Passing String objects as arguments Java

Question

class prog {

      static String display(String s)
      {
         s = "this is a test";
         return s;
      }

   public static void main(String...args) {

     prog p = new prog();
     String s1 = "another";
     System.out.println(display(s1)); //Line 1
     System.out.println(s1);
   }
}

A newbie question.

Can someone explain why s1 is not getting updated to "this is a test" ?.

I thought in Java, object arguments are passed as references and if that is the case, then I am passing String s1 object as reference in Line 1.

And s1 should have been set to "this is a test" via display() method.. Right ?

Answer 1

Java is pass-by-value always. For reference types, it passes a copy of the value of the reference.

In your

static String display(String s)
{
    s = "this is a test";
    return s;    
}

The String s reference is reassigned, its value is changed. The called code won't see this change because the value was a copy.
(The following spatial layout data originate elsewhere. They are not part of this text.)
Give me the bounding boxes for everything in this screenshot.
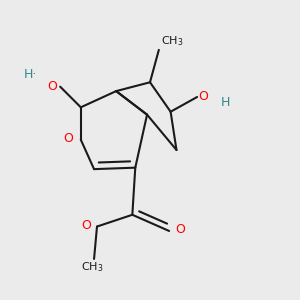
Text: O: O xyxy=(64,132,74,145)
Text: O: O xyxy=(199,91,208,103)
Text: O: O xyxy=(47,80,57,93)
Text: O: O xyxy=(176,223,185,236)
Text: O: O xyxy=(81,219,91,232)
Text: H: H xyxy=(221,96,230,110)
Text: H·: H· xyxy=(23,68,37,80)
Text: CH$_3$: CH$_3$ xyxy=(81,260,104,274)
Text: CH$_3$: CH$_3$ xyxy=(161,34,184,47)
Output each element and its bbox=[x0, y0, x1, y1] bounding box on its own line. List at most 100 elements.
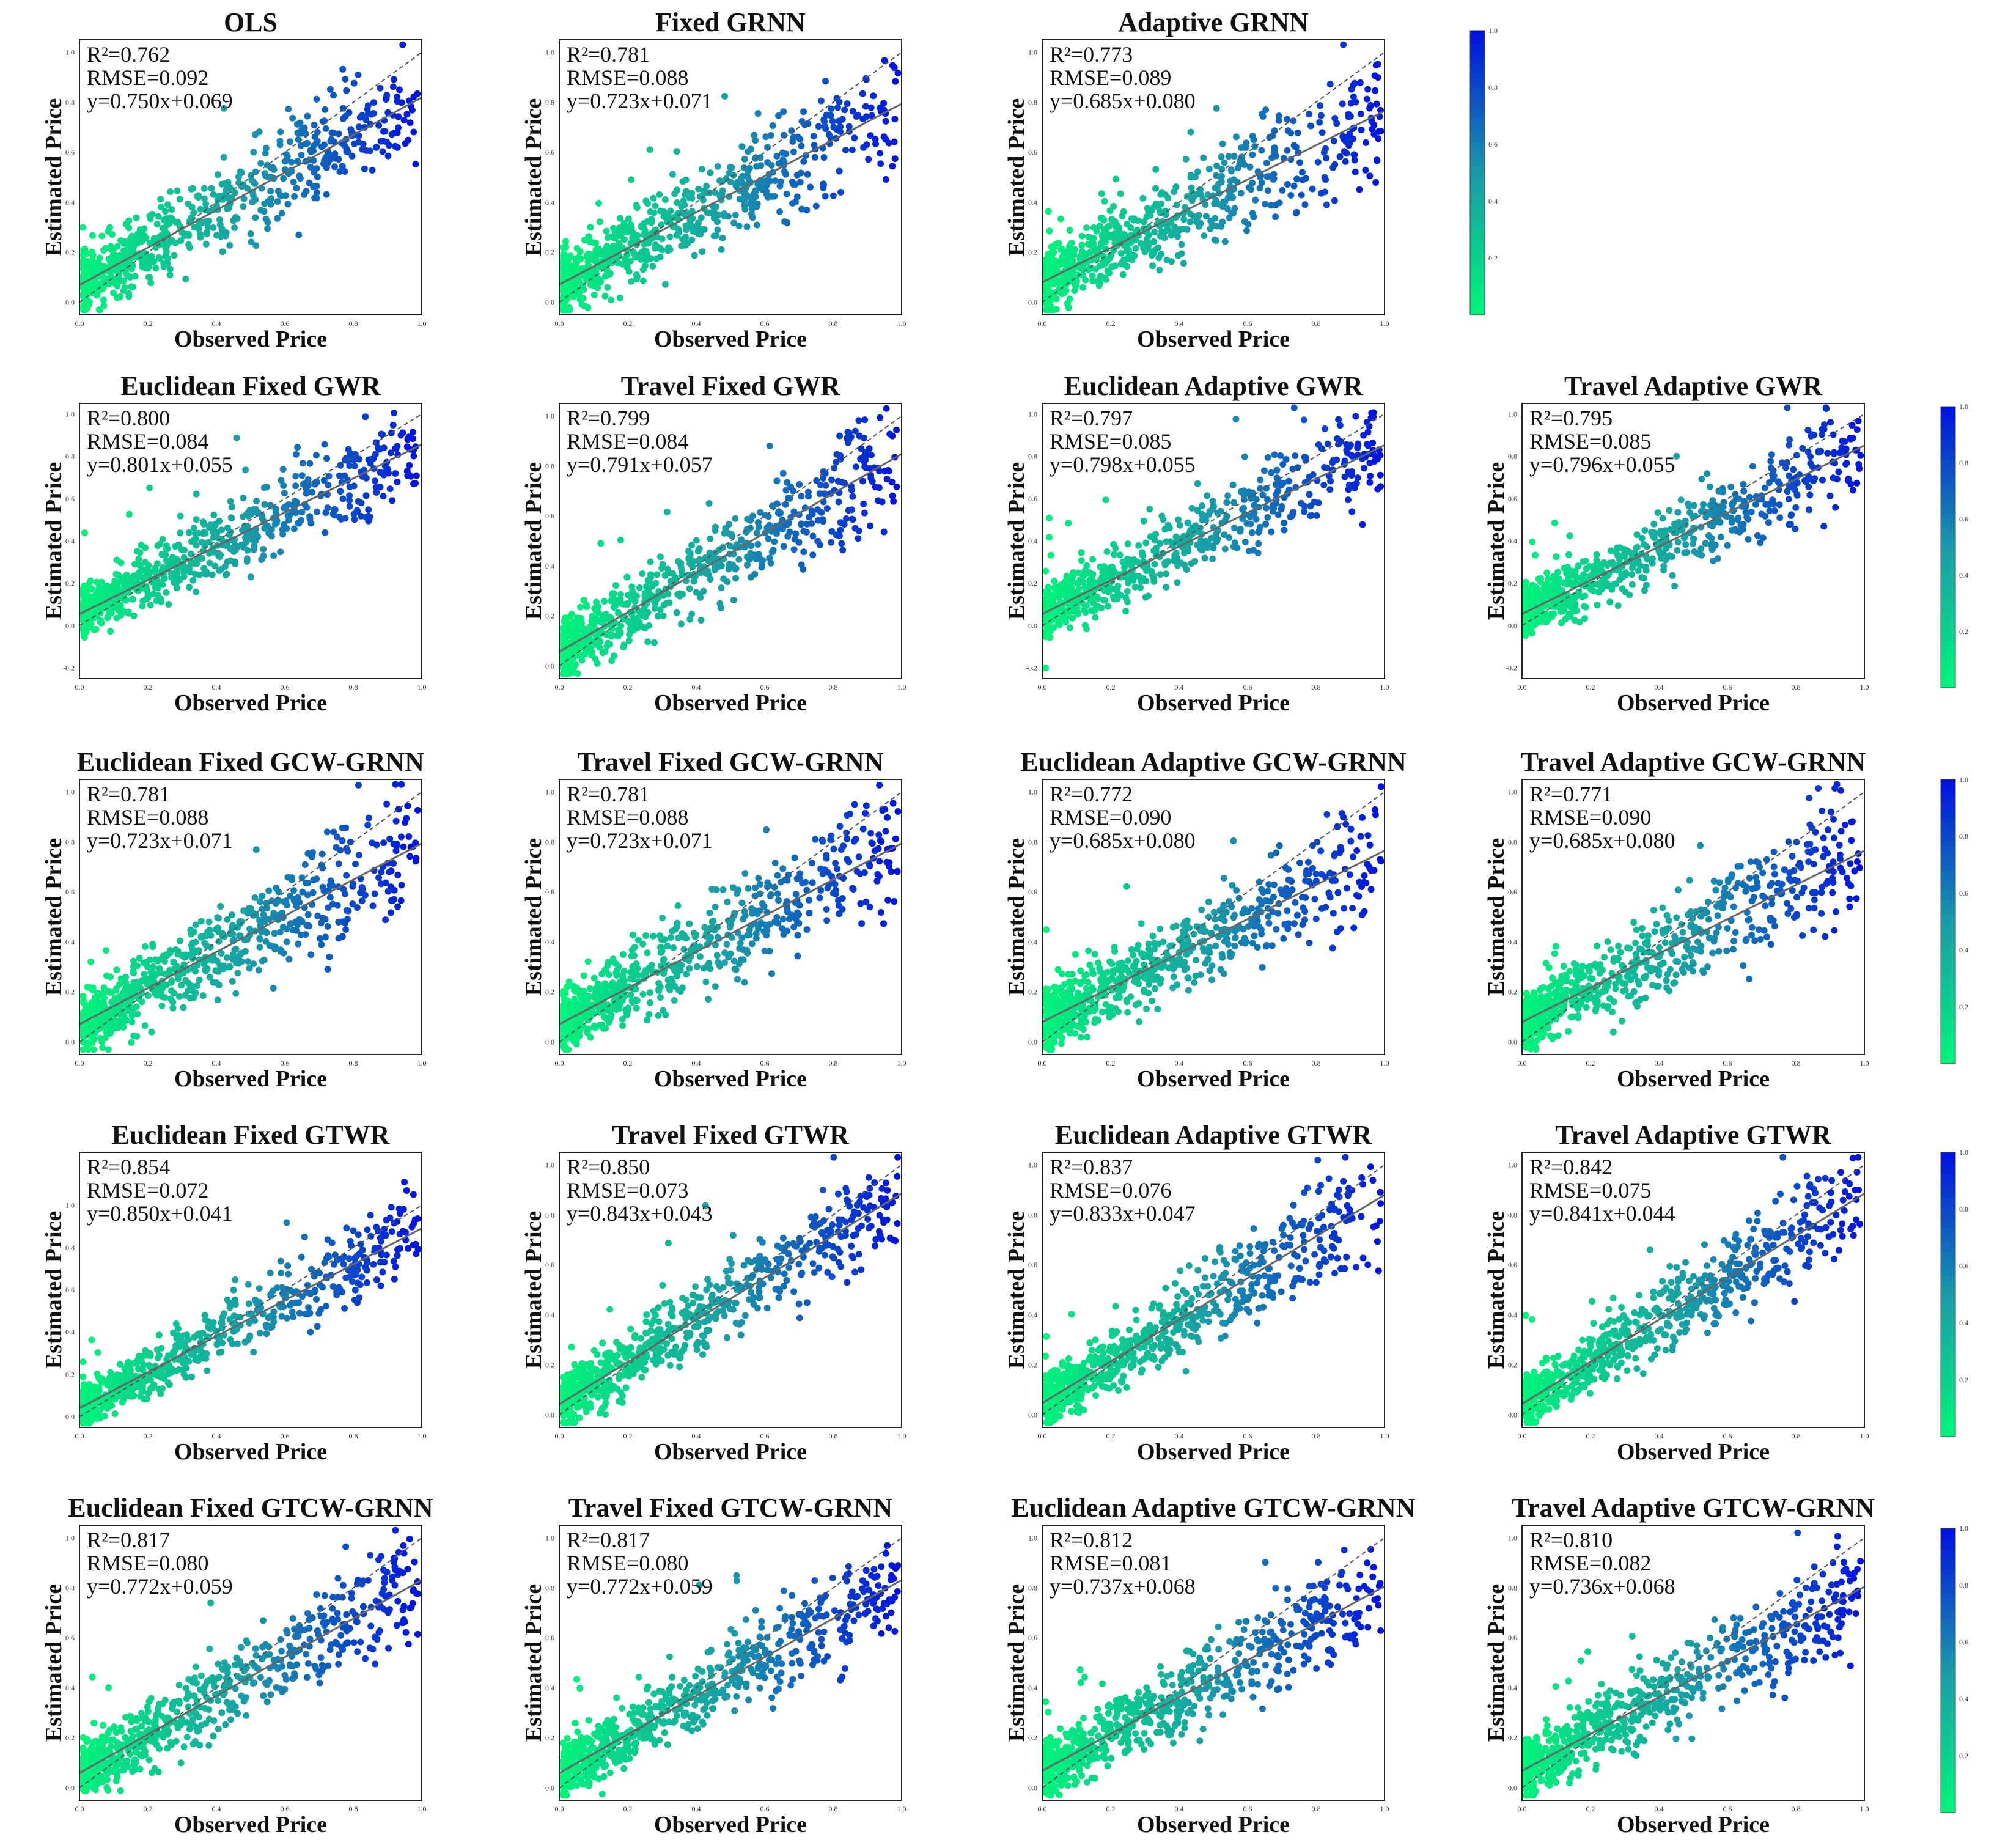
data-point bbox=[365, 506, 372, 513]
data-point bbox=[712, 524, 719, 531]
data-point bbox=[644, 218, 651, 225]
data-point bbox=[171, 252, 177, 259]
data-point bbox=[218, 526, 225, 533]
data-point bbox=[617, 215, 623, 222]
data-point bbox=[172, 543, 178, 550]
data-point bbox=[390, 83, 397, 90]
data-point bbox=[1084, 562, 1090, 569]
data-point bbox=[1698, 476, 1705, 482]
data-point bbox=[861, 416, 868, 423]
data-point bbox=[257, 160, 264, 167]
data-point bbox=[1042, 261, 1049, 268]
x-tick-label: 0.8 bbox=[829, 319, 838, 328]
data-point bbox=[1197, 186, 1204, 193]
data-point bbox=[1078, 242, 1085, 249]
data-point bbox=[781, 132, 787, 139]
data-point bbox=[1345, 113, 1352, 120]
data-point bbox=[784, 191, 790, 197]
data-point bbox=[674, 148, 680, 155]
data-point bbox=[644, 638, 651, 645]
data-point bbox=[294, 444, 301, 451]
data-point bbox=[592, 276, 598, 283]
data-point bbox=[1113, 175, 1119, 182]
data-point bbox=[581, 237, 588, 243]
data-point bbox=[636, 584, 643, 591]
data-point bbox=[283, 151, 290, 158]
data-point bbox=[1260, 491, 1267, 498]
data-point bbox=[1191, 558, 1198, 565]
data-point bbox=[830, 193, 837, 199]
data-point bbox=[290, 179, 297, 185]
data-point bbox=[279, 210, 285, 217]
data-point bbox=[718, 246, 725, 253]
data-point bbox=[762, 133, 769, 140]
data-point bbox=[1323, 155, 1329, 161]
data-point bbox=[1364, 441, 1370, 447]
data-point bbox=[207, 559, 213, 566]
data-point bbox=[822, 193, 829, 199]
data-point bbox=[380, 148, 386, 155]
data-point bbox=[1265, 454, 1271, 461]
data-point bbox=[1101, 217, 1108, 224]
data-point bbox=[883, 118, 889, 125]
data-point bbox=[645, 586, 652, 592]
data-point bbox=[1140, 575, 1147, 582]
data-point bbox=[1702, 540, 1709, 547]
data-point bbox=[798, 493, 804, 499]
data-point bbox=[295, 232, 302, 238]
data-point bbox=[89, 232, 96, 239]
data-point bbox=[1331, 115, 1338, 122]
data-point bbox=[1366, 105, 1373, 112]
data-point bbox=[1567, 532, 1573, 539]
data-point bbox=[222, 563, 229, 570]
data-point bbox=[346, 492, 353, 499]
data-point bbox=[1740, 481, 1746, 488]
data-point bbox=[291, 526, 298, 532]
data-point bbox=[875, 497, 881, 504]
data-point bbox=[1243, 144, 1249, 151]
data-point bbox=[177, 196, 183, 202]
data-point bbox=[1252, 197, 1259, 204]
data-point bbox=[1202, 517, 1209, 524]
data-point bbox=[1273, 500, 1279, 507]
data-point bbox=[1823, 405, 1830, 412]
data-point bbox=[595, 200, 602, 207]
data-point bbox=[380, 493, 387, 499]
data-point bbox=[757, 556, 763, 562]
data-point bbox=[1257, 485, 1263, 492]
data-point bbox=[732, 212, 739, 218]
data-point bbox=[1255, 540, 1262, 547]
data-point bbox=[1067, 624, 1073, 631]
data-point bbox=[1222, 238, 1229, 245]
data-point bbox=[682, 234, 689, 240]
data-point bbox=[1675, 509, 1682, 516]
data-point bbox=[1111, 596, 1117, 603]
data-point bbox=[850, 493, 856, 500]
x-tick-label: 0.8 bbox=[349, 683, 358, 691]
data-point bbox=[244, 558, 251, 565]
data-point bbox=[658, 565, 665, 572]
data-point bbox=[211, 532, 218, 539]
data-point bbox=[1083, 602, 1089, 609]
data-point bbox=[342, 76, 348, 83]
data-point bbox=[618, 600, 625, 607]
regression-equation: y=0.723x+0.071 bbox=[567, 89, 713, 113]
data-point bbox=[1776, 514, 1783, 521]
data-point bbox=[1694, 550, 1701, 557]
data-point bbox=[1079, 284, 1086, 291]
data-point bbox=[1618, 571, 1625, 578]
data-point bbox=[640, 267, 647, 273]
data-point bbox=[1709, 497, 1716, 504]
data-point bbox=[1325, 441, 1331, 447]
data-point bbox=[1172, 183, 1179, 190]
data-point bbox=[1268, 202, 1274, 208]
data-point bbox=[610, 225, 617, 232]
data-point bbox=[292, 482, 299, 489]
data-point bbox=[1142, 594, 1149, 601]
data-point bbox=[205, 218, 212, 224]
data-point bbox=[1293, 209, 1300, 216]
data-point bbox=[1707, 484, 1713, 490]
data-point bbox=[836, 532, 843, 539]
data-point bbox=[581, 597, 587, 603]
data-point bbox=[306, 513, 313, 520]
With Strings, it's hard to show behavior because they are immutable but take for example

public class Foo {
    int foo;
}

public static void main(String[] args) {
    Foo f = new Foo();
    f.foo = 3;
    doFoo(f);
    System.out.println(f.foo); // prints 19
}

public static void doFoo(Foo some) {
    some.foo = 19;
}

However, if you had

public static void doFoo(Foo some) {
    some = new Foo();
    some.foo = 19;
}

the original would still show 3, because you aren't accessing the object through the reference you passed, you are accessing it through the new reference.

---

Of course you can always return the new reference and assign it to some variable, perhaps even the same one you passed to the method.

Answer 2

String is a reference which is passed by value. You can change where the reference points but not the caller's copy. If the object were mutable you could change it's content.

In short, Java ALWAYS passed by VALUE, it never did anything else.